Roger Protz just passed me a link to fuller coverage of the Keineken story. Judging by the number of hits that this blog has received from searches for ‘Keineken’ and “no Heineken”, I think Conrad Engler – who is quoted in the story – is exactly right. Heineken has scored an own goal with their legal action. Of course, Heineken International N.V. owns DB Breweries of New Zealand (jointly with Fraser and Neave Limited of Singapore), who own Monteith’s so rapid and aggressive defences of trademarks seems to be a part of the corporate culture.
Heineken not Amused by Swiss ‘Keineken’ Campaign
Heineken has gone to court to stop a local Swiss group from distributing a spoof brand called Keineken (No Heineken). Local beer fans decided to launch the brew in protest at the Dutch brewer’s increasing dominance of the Swiss beer market.
A judge in the Swiss canton Obwalden has ordered a supply of 1,200 Keineken bottles and matching glasses confiscated after Heineken filed a complaint for trademark infringement.
The Keineken (‘Kein Heineken’ or No Heineken) campaign is in response to recent acquisitions by the Dutch beer giant on the Swiss beer market. A year ago Heineken acquired the Swiss brewer Eichhof from Lucerne. According to Conrad Engler of the Keineken campaign, this meant that “the last big independent Swiss brewer ended up in foreign hands.”
Eight years ago, when Carlsberg took over the Feldschlösschen brewery in Basel, local beer aficionados founded the Unser Bier (Our Beer) brewery in the same city. The Keineken campaign in Lucerne was inspired by this.
On Aug. 19 Keineken deposited the Keineken trademark with the Swiss patent bureau and had Unser Bier brew up a supply of Keineken beer. But before the 120 Keineken members could even taste the beer, the police had already sealed the lot.

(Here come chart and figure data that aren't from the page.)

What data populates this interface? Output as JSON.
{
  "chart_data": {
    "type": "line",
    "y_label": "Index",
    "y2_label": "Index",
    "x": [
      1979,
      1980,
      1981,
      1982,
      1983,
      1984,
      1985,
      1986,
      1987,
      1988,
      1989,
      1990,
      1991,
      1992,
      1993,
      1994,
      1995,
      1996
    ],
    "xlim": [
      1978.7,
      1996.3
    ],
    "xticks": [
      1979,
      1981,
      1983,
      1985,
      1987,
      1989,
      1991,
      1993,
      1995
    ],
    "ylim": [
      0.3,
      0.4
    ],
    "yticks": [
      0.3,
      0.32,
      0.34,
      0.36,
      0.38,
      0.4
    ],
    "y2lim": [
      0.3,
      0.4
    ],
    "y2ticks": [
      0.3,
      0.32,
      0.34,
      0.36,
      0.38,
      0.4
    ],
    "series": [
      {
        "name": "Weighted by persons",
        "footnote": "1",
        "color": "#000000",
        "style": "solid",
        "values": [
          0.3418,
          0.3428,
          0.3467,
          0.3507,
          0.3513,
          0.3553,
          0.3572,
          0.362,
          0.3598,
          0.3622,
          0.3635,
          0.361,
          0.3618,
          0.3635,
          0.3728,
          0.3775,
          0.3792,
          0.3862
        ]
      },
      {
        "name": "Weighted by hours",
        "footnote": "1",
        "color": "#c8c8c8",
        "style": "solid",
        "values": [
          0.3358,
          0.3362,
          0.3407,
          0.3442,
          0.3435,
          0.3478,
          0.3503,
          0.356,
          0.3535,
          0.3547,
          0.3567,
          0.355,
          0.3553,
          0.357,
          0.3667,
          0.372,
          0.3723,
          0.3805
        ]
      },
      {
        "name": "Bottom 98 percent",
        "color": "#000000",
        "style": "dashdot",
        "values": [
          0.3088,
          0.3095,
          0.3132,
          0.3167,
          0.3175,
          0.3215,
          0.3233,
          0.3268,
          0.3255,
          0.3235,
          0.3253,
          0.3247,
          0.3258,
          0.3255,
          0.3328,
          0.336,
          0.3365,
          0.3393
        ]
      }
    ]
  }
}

The small scope of the Keineken campaign is no argument, said a Heineken spokesperson. “We see this as trademark infringement and we filed a complaint accordingly.”
‘Heineken Scored an Own Goal’
The speed with which Heineken acted took the Keineken activists by surprise. “On Friday morning we sent out a press release about Keineken and four hours later Heineken’s lawyers were on the phone,” said Engler. “They demanded an immediate halt to the distribution of Keineken and a withdrawal of the trademark.”
Keineken said it was willing to halt the sale of Keineken until the trademark was processed, but Heineken was not appeased and went to court instead. That same night the police entered Engler’s garage to seal the Keineken supply.
As a result there was no Keineken beer at a party on Saturday to commemorate the first anniversary of Heineken’s acquisition of Eichhof. Instead the guests drank Unser Bier.
“As a precaution we blacked out the Keineken name on the t-shirts and flags we had made,” said Engler. A good thing because the police came by later to check for further trademark infringement.
The judge is expected to take several weeks to reach a final verdict. Heineken is confident it will win the case, a spokesperson said.
But Engler expects to get the last laugh. “Heineken scored an own goal with their legal action,” he said. “The media attention has brought us dozens of new members. Our goal — to have an Engelberger Klosterbräu by 2012 — has now come just a bit loser. With or without Keineken.”